As the minutes ticked by, and the heat from the heating pad seeped into my skin, I began to feel a slight release of pressure. My body started to relax, my cramps seemed to ease, and I felt myself calming in a way that hadn't seemed possible just a few hours before.
But then, I realized why—I was definitely high. The telltale fuzziness of my brain, the way things seemed to be moving slower, the fascination I suddenly had with the lights outside; there was no doubt about it, my pot tampon had someone found its way into my bloodstream.
I didn't have time to think about how this wasn't supposed to happen, how the sales lady had told me these wouldn't get me high. Because it was happening, I was high, and soon I was very high. Perhaps the highest I've ever been. Lying there, completely still in the dark, envisioning all kinds of paranoid scenarios. Like the police knocking on my door and taking my child away for being an unfit mother who gets high while her kid is asleep.
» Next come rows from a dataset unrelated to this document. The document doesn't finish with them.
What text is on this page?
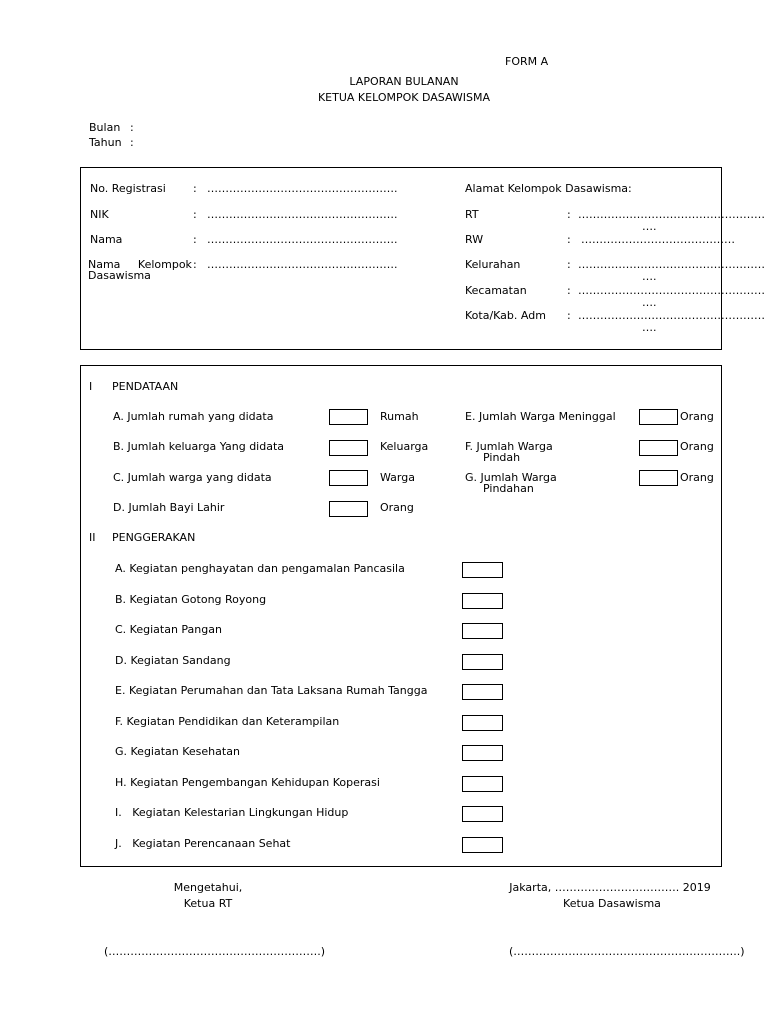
FORM A
LAPORAN BULANAN
KETUA KELOMPOK DASAWISMA
Bulan :
Tahun :
No. Registrasi : …………………………………………….
NIK	: …………………………………………….
Nama	: …………………………………………….
Nama     Kelompok : …………………………………………….
Dasawisma
Alamat Kelompok Dasawisma:
RT	: ……………………………………………
….
RW	: ……………………………………
Kelurahan	: ……………………………………………
….
Kecamatan	: ……………………………………………
….
Kota/Kab. Adm : ……………………………………………
….
I PENDATAAN
A. Jumlah rumah yang didata	Rumah
B. Jumlah keluarga Yang didata	Keluarga
C. Jumlah warga yang didata	Warga
D. Jumlah Bayi Lahir	Orang
E. Jumlah Warga Meninggal	Orang
F. Jumlah Warga
Pindah
Orang
G. Jumlah Warga
Pindahan
Orang
II PENGGERAKAN
A. Kegiatan penghayatan dan pengamalan Pancasila
B. Kegiatan Gotong Royong
C. Kegiatan Pangan
D. Kegiatan Sandang
E. Kegiatan Perumahan dan Tata Laksana Rumah Tangga
F. Kegiatan Pendidikan dan Keterampilan
G. Kegiatan Kesehatan
H. Kegiatan Pengembangan Kehidupan Koperasi
I.   Kegiatan Kelestarian Lingkungan Hidup
J.   Kegiatan Perencanaan Sehat
Mengetahui,
Ketua RT
(………………………………………………….)
Jakarta, ……………………………. 2019
Ketua Dasawisma
(……………………………………………………..)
I had gone over the edge of fun, relaxed high, deep into the darkness of paranoid, panicked high.
And it took me hours to come down.
When I finally did, after getting some much-needed sleep, I made my way back to the pot shop just down the road. There had to be something else in those tampons besides marijuana, and they needed to know before someone else went down the same rabbit hole I did.
But when I told the woman behind the counter the story of my vaginal high, she didn't seem concerned. Instead, she laughed.
"I don't get it," I said, feeling a mix of annoyed and misunderstood.
"You're not supposed to use a cup with those," she told me. "It traps the melted cannabis inside and doesn't absorb it. It sounds like when you laid down, you dumped it all back up inside yourself—basically shocking your system with a whole lot of melted cannabis at once."
And that's the story of the time I accidentally got my vagina high.
Needless to say, I wouldn't recommend trying pot tampons. At least not for pain relief.